FOR my generation of Americans, which came of age in the 1990s, the sacking of the US Capitol is incredibly difficult to process.
And that’s because it’s so markedly different from other horrific tragedies on US soil during our lifetimes — the kind of unforgettable events that we remember exactly where we were when they happened.
This isn’t to minimise the magnitude of those other events. Indeed, the Challenger explosion was more sudden. The Oklahoma City bombings, the Columbine school shooting, 9/11, and other terrorist attacks were much deadlier. The Washington, D.C. area sniper attacks played out over a longer period. And so on.
But there’s something uniquely unsettling about that dark day when terrorists besieged the ‘People’s House’, America’s grandest symbol of democracy.
This is an American tragedy like no other.
Those earlier tragedies gave way to a reassuringly predictable pattern: Americans were united in their grief, top leaders delivered soothing words, and the country moved on. We accepted those tragedies for what they were: horrific but one-off events.

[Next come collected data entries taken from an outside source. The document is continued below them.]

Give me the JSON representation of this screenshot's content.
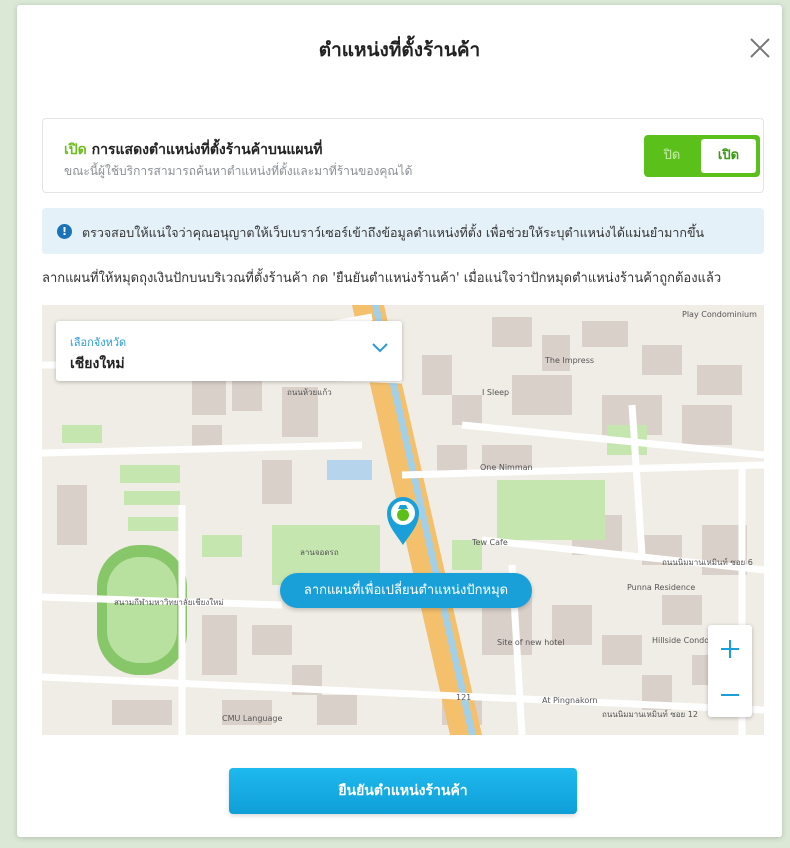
{
  "modal": {
    "title": "ตำแหน่งที่ตั้งร้านค้า",
    "close_icon": "close-icon"
  },
  "visibility": {
    "status_word": "เปิด",
    "heading": "การแสดงตำแหน่งที่ตั้งร้านค้าบนแผนที่",
    "description": "ขณะนี้ผู้ใช้บริการสามารถค้นหาตำแหน่งที่ตั้งและมาที่ร้านของคุณได้",
    "toggle": {
      "off_label": "ปิด",
      "on_label": "เปิด",
      "state": "on",
      "active_color": "#5cc01b"
    }
  },
  "notice": {
    "icon": "info-icon",
    "text": "ตรวจสอบให้แน่ใจว่าคุณอนุญาตให้เว็บเบราว์เซอร์เข้าถึงข้อมูลตำแหน่งที่ตั้ง เพื่อช่วยให้ระบุตำแหน่งได้แม่นยำมากขึ้น"
  },
  "instruction": "ลากแผนที่ให้หมุดถุงเงินปักบนบริเวณที่ตั้งร้านค้า กด 'ยืนยันตำแหน่งร้านค้า' เมื่อแน่ใจว่าปักหมุดตำแหน่งร้านค้าถูกต้องแล้ว",
  "map": {
    "province_select": {
      "label": "เลือกจังหวัด",
      "value": "เชียงใหม่"
    },
    "drag_hint": "ลากแผนที่เพื่อเปลี่ยนตำแหน่งปักหมุด",
    "zoom_in_icon": "plus-icon",
    "zoom_out_icon": "minus-icon",
    "place_labels": {
      "impress": "The Impress",
      "one_nimman": "One Nimman",
      "nimman_rd": "ถนนนิมมานเหมินท์ ซอย 12",
      "nimman_rd_6": "ถนนนิมมานเหมินท์ ซอย 6",
      "huay_kaew": "ถนนห้วยแก้ว",
      "stadium": "สนามกีฬามหาวิทยาลัยเชียงใหม่",
      "parking": "ลานจอดรถ",
      "tew_cafe": "Tew Cafe",
      "site_hotel": "Site of new hotel",
      "cmu_language": "CMU Language",
      "punna": "Punna Residence",
      "hillside": "Hillside Condo",
      "road_121": "121",
      "sleep": "I Sleep",
      "at_pingnakorn": "At Pingnakorn",
      "play_condo": "Play Condominium"
    }
  },
  "confirm_button": "ยืนยันตำแหน่งร้านค้า"
}
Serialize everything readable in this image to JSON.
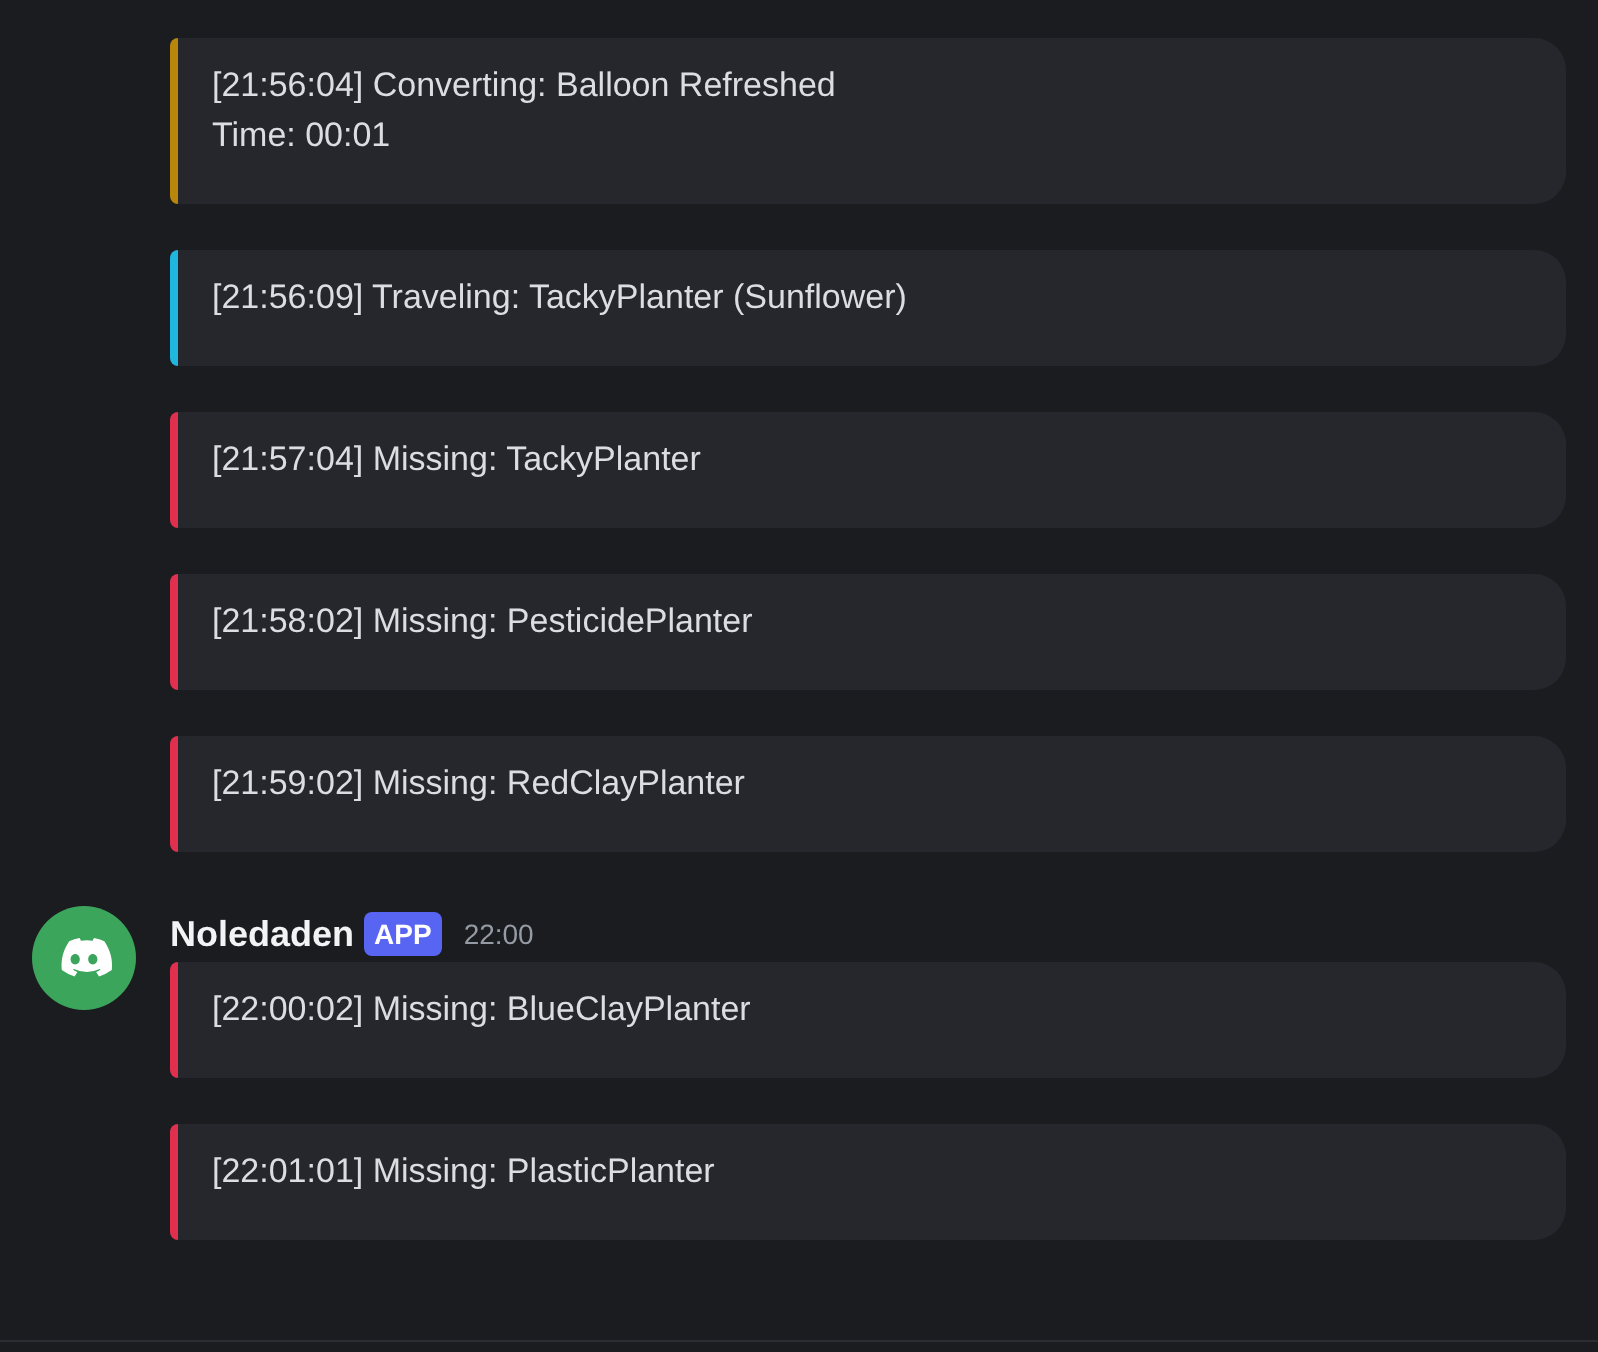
{
  "groups": [
    {
      "embeds": [
        {
          "color": "#b8860b",
          "lines": [
            "[21:56:04] Converting: Balloon Refreshed",
            "Time: 00:01"
          ]
        },
        {
          "color": "#1fb6e0",
          "lines": [
            "[21:56:09] Traveling: TackyPlanter (Sunflower)"
          ]
        },
        {
          "color": "#e0304e",
          "lines": [
            "[21:57:04] Missing: TackyPlanter"
          ]
        },
        {
          "color": "#e0304e",
          "lines": [
            "[21:58:02] Missing: PesticidePlanter"
          ]
        },
        {
          "color": "#e0304e",
          "lines": [
            "[21:59:02] Missing: RedClayPlanter"
          ]
        }
      ]
    },
    {
      "author": {
        "name": "Noledaden",
        "badge": "APP",
        "time": "22:00"
      },
      "embeds": [
        {
          "color": "#e0304e",
          "lines": [
            "[22:00:02] Missing: BlueClayPlanter"
          ]
        },
        {
          "color": "#e0304e",
          "lines": [
            "[22:01:01] Missing: PlasticPlanter"
          ]
        }
      ]
    }
  ]
}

To be sure, in some cases, there were deleterious long-term effects; 9/11 spawned new surveillance policies, increased Islamophobia, and produced a militarised foreign policy that strained the US economy. But 9/11 impacts were also dispersed overseas: US forces entered Afghanistan, and a costly and deadly global war on terror ensued and endured.
America hasn’t come together after the insurrectionists stormed the Capitol. Sure, there’s been bipartisan condemnation from top leaders, and the country has expressed its collective outrage. And yet, scores of insurrectionists are proud, not ashamed, of their shameful act. They have many supporters among the nearly 75 million people who in November voted for the man who inspired the insurrection. And then there are the dozens of elected officials who, just hours after the worst assault on US democracy in decades, voted against the certification of the election result, thereby endorsing the view that Joe Biden stole the election — the very lie that unleashed the assault.
Additionally, the Capitol siege can’t simply be shrugged off as an isolated one-off. In the past, we mourned and moved on. This time we must confront a mushrooming crisis that may lead to similar tragedies — and soon.
Nonsense, some Americans may retort. In the end, our democratic system and institutions prevailed: Congress certified the election result, and the true winner will take office. Our democracy is resilient. It shall persevere.
But celebrating resilience is often a proxy for complacency. It’s a crutch that allows us to reassure ourselves that we are survivors, but that also enables us to conveniently overlook the fact that the fundamental problem hasn’t been addressed. And that problem is that America remains dangerously divided, with the threat of future political violence all too real.
The mob that breached the Capitol is galvanised because it achieved its mission. It has no reason not to stage future attacks. Those posting on far-right online forums are already vowing to strike again, and soon. Given that they acted on their earlier threats to target the Capitol, it would be naive to dismiss such boasts as bluffs.
Some Americans — especially those comfortably ensconced in liberal enclaves on both coasts, or in university towns — may depict these extremists as benighted bumpkins. That’s dead wrong. According to initial investigations, the Capitol was stormed by a diverse demographic that includes police officers, military veterans, state lawmakers, tech firm CEOs, and even Olympic athletes.
This suggests that far-right American militants have the brains, the numbers, the capital, the weaponry, and the overall capacity to carry out orchestrated attacks against government facilities in Washington and beyond — not to mention against people of colour, religious minorities, and other targets of their unbridled hate.
They’ll be further triggered given that soon the White House and both chambers of Congress will be controlled by Democrats. President-elect Biden is a leader willing to reach across the political aisle, but he’s understandably not going to make concessions to the insurrectionists or their ilk.
This means that America can’t rule out the possibility of a small but real anti-government insurgency — one fuelled by hate and lies, and animated by a desire to target a government that it deems illegitimate.
For years, I’ve studied insurgencies in South Asia. It’s sobering that I’m now contemplating the possibility of such a movement emerging in America.
But it’s also a wake up call.
What happened on Jan 6 was a uniquely American tragedy. Only when we own it as such can the country start picking up the pieces and begin a long and fraught healing process.
The writer is an analyst based in the Washington, D.C. area.